Arts, Music

Declan McKenna Balances Creative Sound and Commentary in ‘What Happened to the Beach?’


Declan McKenna’s third album, What Happened to the Beach?, is a masterful continuation of his recent dive into psychedelic indie rock. Released Feb. 9, What Happened to the Beach? provides easy listening, along with social commentary. McKenna weaves in self-reflection and his thoughts on broader issues, while creating an enjoyable and exploratory album.

The influence of other artists is quite evident on What Happened to the Beach?. The entire album gives the feeling of a Beatles record with a modern twist. McKenna’s use of upbeat melodies contrasts with the often serious message of his lyrics.

In “I Write the News,” McKenna sings, “I write the news / I know you can’t wait to bail on the southern rent / And the crime is high and so am I / All the Labour kids shout, to what extent?” 

The song repeats the same lines over and over again, but in the first verse, McKenna sings accompanied only by his guitar. This folkish sound is reminiscent of George Harrison’s acoustic-heavy All Things Must Pass. Suddenly, “I Write the News” shifts into a funky, psychedelic sound that seems to draw on ’80s psychedelia-inspired artists like Djo and MGMT. 

Like MGMT, McKenna does not shy away from self-reflection or darker themes, even when a song sounds upbeat. He acknowledges his neighborhood’s impact on him and his beliefs, and addresses other people’s perceptions of what that means.

“Sympathy,” on the other hand, opens much like a Harry Styles song. McKenna utilizes big band sounds and feelings to hook his listeners on a melody. He belts the opening with enthusiasm.

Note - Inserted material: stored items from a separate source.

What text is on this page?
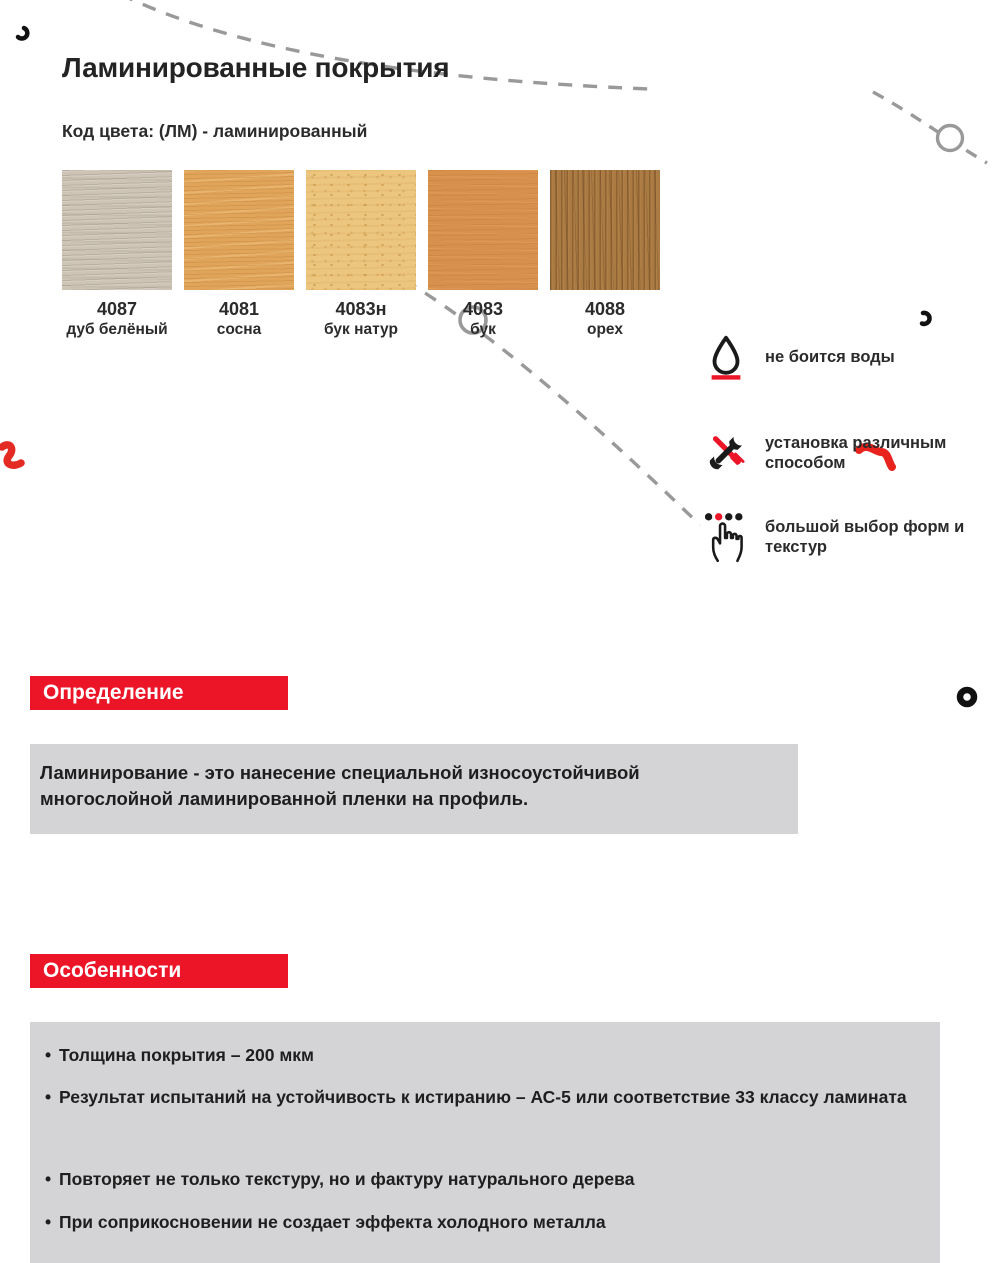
Ламинированные покрытия
Код цвета: (ЛМ) - ламинированный
4087
дуб белёный
4081
сосна
4083н
бук натур
4083
бук
4088
орех
не боится воды
установка различным способом
большой выбор форм и текстур
Определение
Ламинирование - это нанесение специальной износоустойчивой многослойной ламинированной пленки на профиль.
Особенности
• Толщина покрытия – 200 мкм
• Результат испытаний на устойчивость к истиранию – АС-5 или соответствие 33 классу ламината
• Повторяет не только текстуру, но и фактуру натурального дерева
• При соприкосновении не создает эффекта холодного металла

“Sympathy, won’t you come around / I don’t need the commotion / Usually though I’m up and down / You just need rollercoasters,” McKenna sings.

The sudden outburst of sound and emotion takes influence from Styles’ use of similar techniques in his music, particularly “Music For a Sushi Restaurant.”

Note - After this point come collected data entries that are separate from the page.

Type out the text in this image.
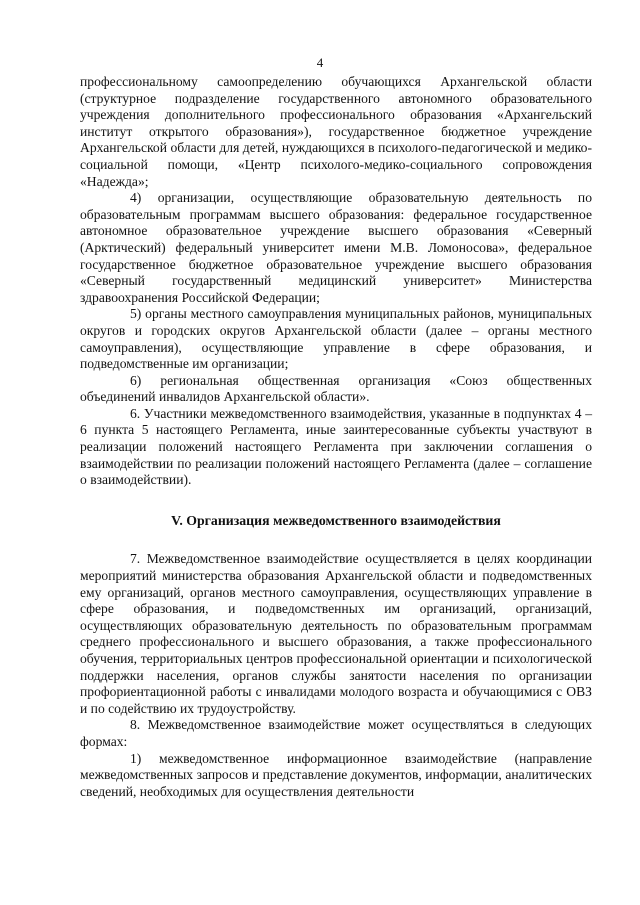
4

профессиональному самоопределению обучающихся Архангельской области (структурное подразделение государственного автономного образовательного учреждения дополнительного профессионального образования «Архангельский институт открытого образования»), государственное бюджетное учреждение Архангельской области для детей, нуждающихся в психолого-педагогической и медико-социальной помощи, «Центр психолого-медико-социального сопровождения «Надежда»;

4) организации, осуществляющие образовательную деятельность по образовательным программам высшего образования: федеральное государственное автономное образовательное учреждение высшего образования «Северный (Арктический) федеральный университет имени М.В. Ломоносова», федеральное государственное бюджетное образовательное учреждение высшего образования «Северный государственный медицинский университет» Министерства здравоохранения Российской Федерации;

5) органы местного самоуправления муниципальных районов, муниципальных округов и городских округов Архангельской области (далее – органы местного самоуправления), осуществляющие управление в сфере образования, и подведомственные им организации;

6) региональная общественная организация «Союз общественных объединений инвалидов Архангельской области».

6. Участники межведомственного взаимодействия, указанные в подпунктах 4 – 6 пункта 5 настоящего Регламента, иные заинтересованные субъекты участвуют в реализации положений настоящего Регламента при заключении соглашения о взаимодействии по реализации положений настоящего Регламента (далее – соглашение о взаимодействии).

V. Организация межведомственного взаимодействия

7. Межведомственное взаимодействие осуществляется в целях координации мероприятий министерства образования Архангельской области и подведомственных ему организаций, органов местного самоуправления, осуществляющих управление в сфере образования, и подведомственных им организаций, организаций, осуществляющих образовательную деятельность по образовательным программам среднего профессионального и высшего образования, а также профессионального обучения, территориальных центров профессиональной ориентации и психологической поддержки населения, органов службы занятости населения по организации профориентационной работы с инвалидами молодого возраста и обучающимися с ОВЗ и по содействию их трудоустройству.

8. Межведомственное взаимодействие может осуществляться в следующих формах:

1) межведомственное информационное взаимодействие (направление межведомственных запросов и представление документов, информации, аналитических сведений, необходимых для осуществления деятельности
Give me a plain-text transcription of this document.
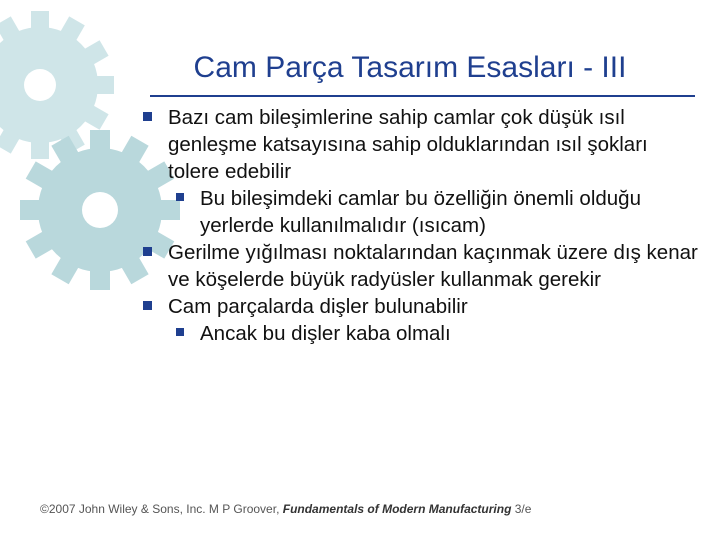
Cam Parça Tasarım Esasları - III

Bazı cam bileşimlerine sahip camlar çok düşük ısıl genleşme katsayısına sahip olduklarından ısıl şokları tolere edebilir

Bu bileşimdeki camlar bu özelliğin önemli olduğu yerlerde kullanılmalıdır (ısıcam)

Gerilme yığılması noktalarından kaçınmak üzere dış kenar ve köşelerde büyük radyüsler kullanmak gerekir

Cam parçalarda dişler bulunabilir

Ancak bu dişler kaba olmalı

©2007 John Wiley & Sons, Inc. M P Groover, Fundamentals of Modern Manufacturing 3/e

McKenna’s experimentation also extends to the manipulation of his voice in his music. “Nothing Works” is one of the album’s standouts, with an unusual beat and funky synthesizer adding to the effect in the background. McKenna’s echoing of his own words as a chorus is reminiscent of David Bowie, contributing to his glam-rock image. “Nothing Works” continues the trend and contrasts upbeat melodies with serious lyrics. 

“But of course I’ll re-implore you / On the kind of nation that we have,” he sings.

He often turns to voice manipulation in his more overtly politically or socially opinionated songs, including his earlier breakthrough hit “Brazil” and single “British Bombs.” Perhaps McKenna is making a comment on how people’s voices are silenced or altered in political settings. Either way, he follows a long line of rockstars whose commentary appears in their songs in unique ways, such as Green Day’s “Holiday” and its reference to corruption within the U.S. government.

A final standout on What Happened to the Beach? is “Elevator Hum.” The track transitions from a softer and more relaxed sound at the beginning to embracing a sweeping, full-band energy at the very end. McKenna’s use of harmony and chorus in this song is reminiscent of Lorde’s album Solar Power. “Elevator Hum” feels like McKenna’s reflection on growing up, being famous, and learning how to mature. 

What Happened to the Beach? is an exciting look at McKenna’s future in music. His psychedelic rock sound both contrasts and matches the serious political and social commentary in his lyrics. McKenna’s inventiveness is promising and develops creatively across the album.